As leaders, our overarching goal for our team is to empower them through guidance and counsel, not micromanage the daily details. But through a variety of situations, leaders so often fall into micromanaging – why?

An article by The Harvard Business Review states micromanagement is “not just a personality or leadership trait that can be blamed on genetic makeup or bad training. . . . Rather, it’s a breakdown in the fundamentals of delegation.” We may start off “trusting, but verifying” that our teams are clear about their goals and able to deliver on them, but that verification can quickly turn to standing over shoulders when we begin to fear the outcome of our work, mistrust our team’s ability to complete tasks to our standards, or feel insecure about our abilities to effectively lead a team. Bottom line, micromanagement is an outward expression of our fear of losing control. And can also be an issue of pride—that only you can do the project correctly, and your way is best. 

Our work—our ministry—is our passion, our God-given mission. We strive to do our best for the Lord and those we minister to. But when our sacred passion becomes tedious and overwhelmed with micromanagement, our team can become disempowered and demotivated. And this limits the organisation’s opportunities for growth and innovation, and stretches you too thin.

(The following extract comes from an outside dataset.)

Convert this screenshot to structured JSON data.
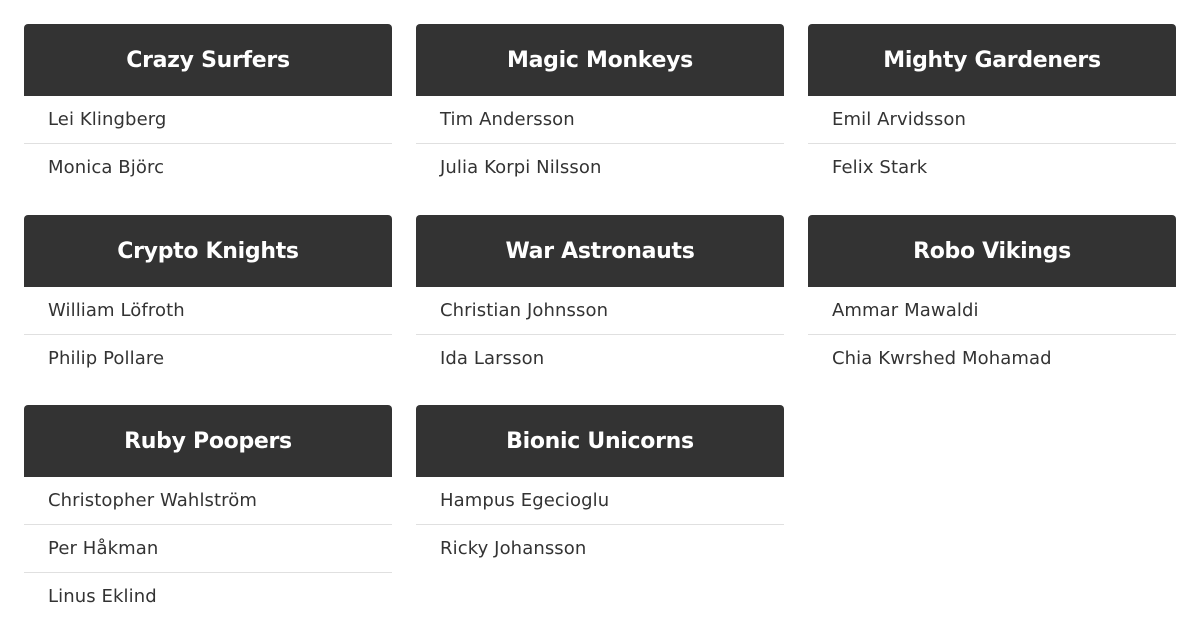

Here are three things I find helpful to remember when I am tempted to do it all:

  1. While you might very well be able to do everything, it doesn’t mean you must. One of the best ways to combat micromanaging is to understand your role—your unique calling and gifting. You are not responsible for everything. As leaders, we must learn to delegate and to let things go. Sure, your coworkers may not do a task the way you do it, but that’s okay. There are many ways to get things done. This may not come easily or naturally to everyone. But it will allow individuals on your team to flourish, as you help them realise their gifts and potential. This creates a sense of trust, unity, and ownership toward a common goal. And it allows you to focus on the areas where your expertise is needed the most.
  1. Supervision should lead to building the skills of the team, not just ensuring the job gets done the way you want. Good managers train and delegate. Make it a priority to help team members understand their roles and develop their skills, they will earn your trust and need less oversight. A good indicator of micromanagement is when the team member’s skills don’t develop, and they are frozen to make decisions and lead on their own. Don’t let what you call guidance become micromanagement.
  1. Do not confuse micromanaging with providing accountability. Are there times when you will need to provide extra guidance? Of course. For example, when a new teammate joins your team and is learning their tasks and earning your trust, when there is a new process or policy put into effect, or as a disciplinary action if a member is underperforming according to expectations. But there should come a time when the nature of your oversight moves from watching your staff member’s every move to confirming their successful completion of a project

Are you tempted to micromanage? If so, ask yourself why? Is it your pride? Control? Anxiety? Next, ask God to help you appropriately loosen your grip on control and set a new plan for your team by clearly communicating expected outcomes, outlining task levels that employees should or should not report to you on, and setting regular check-ins to verify their work. Then, slowly back away, trusting your team to do their jobs and God to uphold you in your commitment to trust.

“Therefore encourage one another and build each other up, just as in fact you are doing,” (1Thessalonians 5:11).